La Suprema Corte statuisce che la «condotta concausativa del danno» è una questione di fatto non censurabile in sede di legittimità e pertanto conferma quanto stabilito dal Giudice d’Appello, ovvero che nella quantificazione del danno alla salute risarcibile, tenuto conto che il danneggiato era già prima del sinistro affetto da una patologia pregressa ed irreversibile dagli effetti già invalidanti, deve considerarsi "sia la differenza tra lo stato di invalidità complessivamente presentato dal danneggiato dopo (il fatto illecito) e lo stato patologico pregresso, sia la situazione che si sarebbe determinata se non fosse intervenuto il fatto lesivo imputabile".

Richiamando il principio espresso in una precedente pronuncia, la Cassazione ribadisce che: "il concorso colposo del danneggiante, che comporta ex art.1227 primo comma c.c. la conseguente e proporzionale riduzione della responsabilità del danneggiante, è configurabile non solo in caso di cooperazione attiva del danneggiato nel fatto colposo posto in essere dal danneggiante, ma in tutti i casi in cui il danneggiato si esponga volontariamente ad un rischio superiore alla norma, in violazione di norme giuridiche o regole comportamentali di prudenza avvertite come vincolanti dalla coscienza sociale del suo tempo, con una condotta attiva o omissiva, che si inserisca come antecedente causale necessario nel processo causale che culmina con il danno da lui subito" (Cass. 26 Maggio 2014 n. 11698).
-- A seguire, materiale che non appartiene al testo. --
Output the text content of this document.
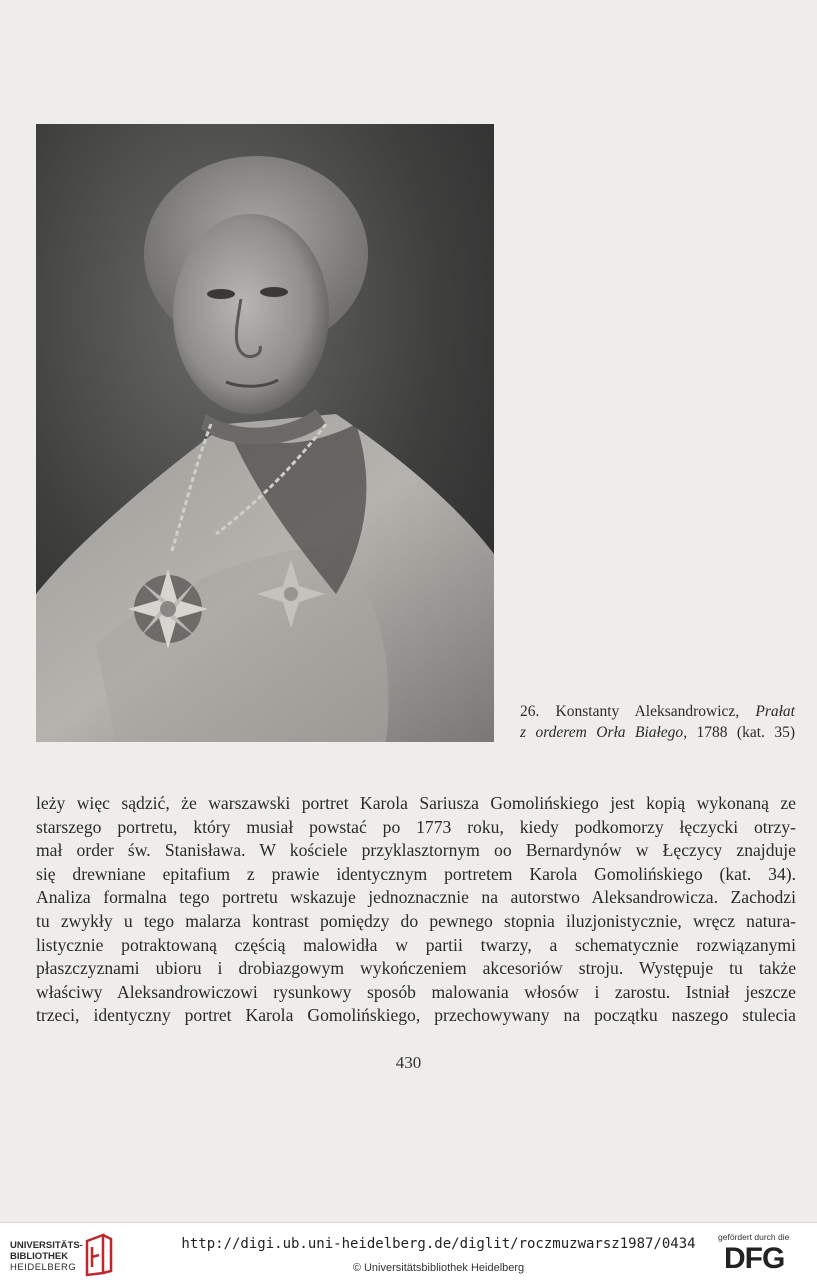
26. Konstanty Aleksandrowicz, Prałat
z orderem Orła Białego, 1788 (kat. 35)
leży więc sądzić, że warszawski portret Karola Sariusza Gomolińskiego jest kopią wykonaną ze
starszego portretu, który musiał powstać po 1773 roku, kiedy podkomorzy łęczycki otrzy-
mał order św. Stanisława. W kościele przyklasztornym oo Bernardynów w Łęczycy znajduje
się drewniane epitafium z prawie identycznym portretem Karola Gomolińskiego (kat. 34).
Analiza formalna tego portretu wskazuje jednoznacznie na autorstwo Aleksandrowicza. Zachodzi
tu zwykły u tego malarza kontrast pomiędzy do pewnego stopnia iluzjonistycznie, wręcz natura-
listycznie potraktowaną częścią malowidła w partii twarzy, a schematycznie rozwiązanymi
płaszczyznami ubioru i drobiazgowym wykończeniem akcesoriów stroju. Występuje tu także
właściwy Aleksandrowiczowi rysunkowy sposób malowania włosów i zarostu. Istniał jeszcze
trzeci, identyczny portret Karola Gomolińskiego, przechowywany na początku naszego stulecia
430
UNIVERSITÄTS-
BIBLIOTHEK
HEIDELBERG
http://digi.ub.uni-heidelberg.de/diglit/roczmuzwarsz1987/0434
© Universitätsbibliothek Heidelberg
gefördert durch die
DFG
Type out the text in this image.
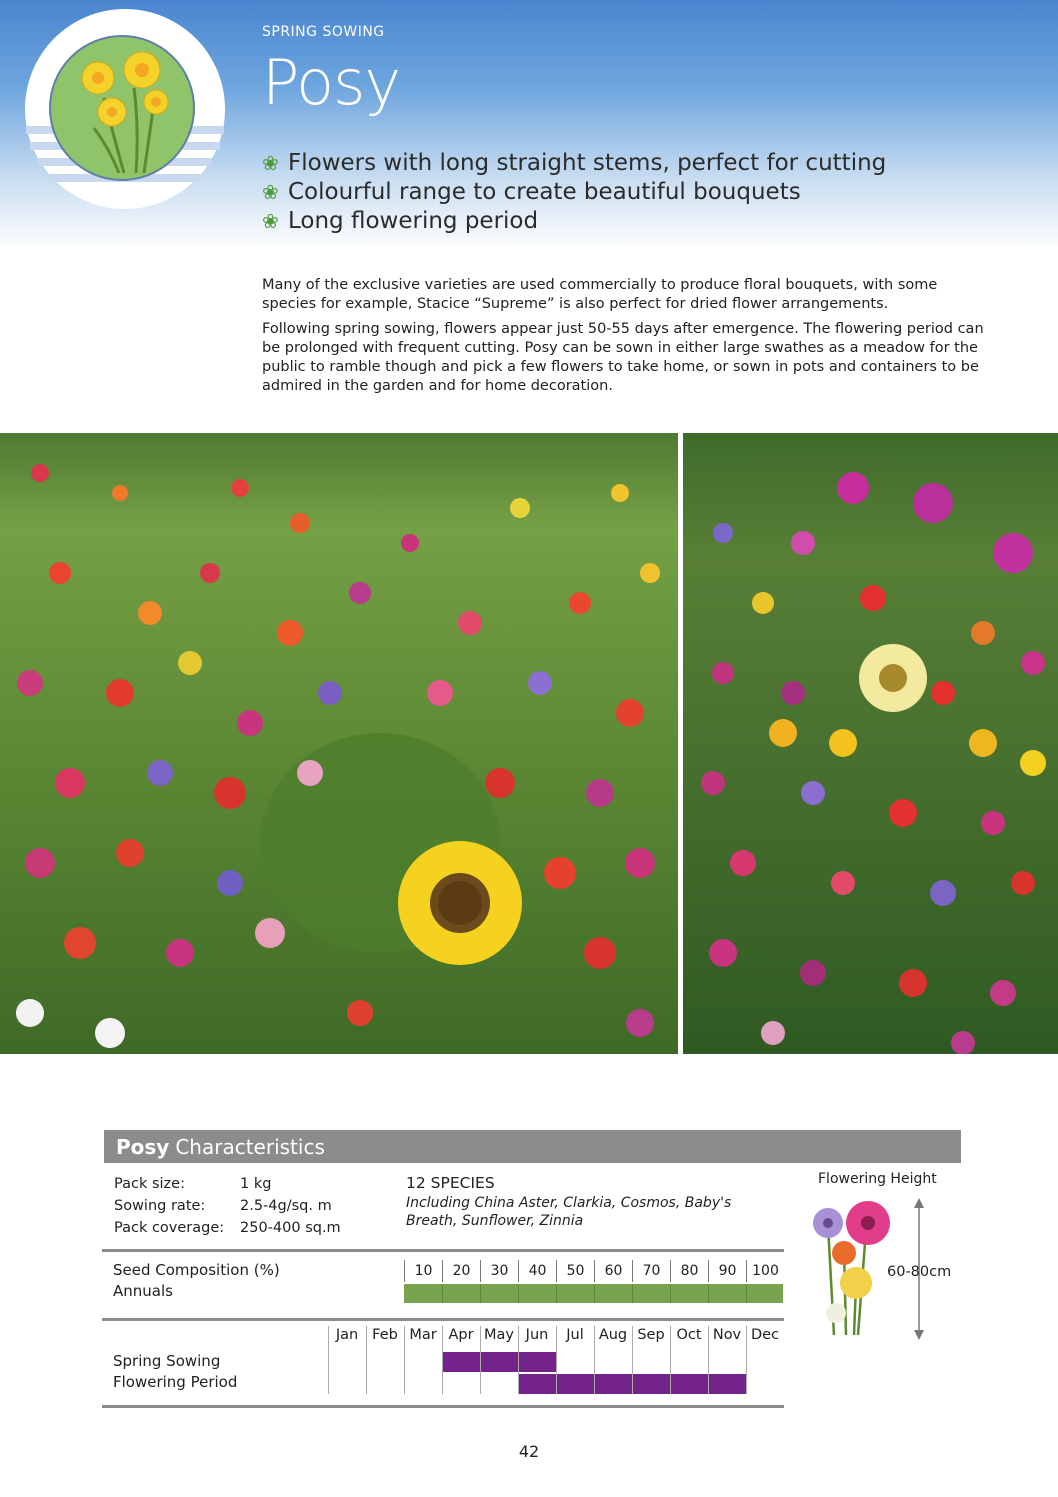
SPRING SOWING
Posy
❀ Flowers with long straight stems, perfect for cutting
❀ Colourful range to create beautiful bouquets
❀ Long flowering period

Many of the exclusive varieties are used commercially to produce floral bouquets, with some species for example, Stacice “Supreme” is also perfect for dried flower arrangements.

Following spring sowing, flowers appear just 50-55 days after emergence. The flowering period can be prolonged with frequent cutting. Posy can be sown in either large swathes as a meadow for the public to ramble though and pick a few flowers to take home, or sown in pots and containers to be admired in the garden and for home decoration.

Posy Characteristics
Pack size:	1 kg
Sowing rate:	2.5-4g/sq. m
Pack coverage:	250-400 sq.m
12 SPECIES
Including China Aster, Clarkia, Cosmos, Baby's Breath, Sunflower, Zinnia
Flowering Height
60-80cm
Seed Composition (%)
Annuals
10	20	30	40	50	60	70	80	90	100
Jan Feb Mar Apr May Jun	Jul	Aug Sep Oct Nov Dec
Spring Sowing
Flowering Period
42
In conclusione per la Suprema Corte è corretto diminuire la quantificazione del danno poichè il ricorrente-dannagiato era già affetto dai disturbi psichici ed il danno da essi derivato non è imputabile alla condotta del conducente che non può farsi carico di quella parte di danno alla salute sofferto dalla vittima di cui non è responsabile.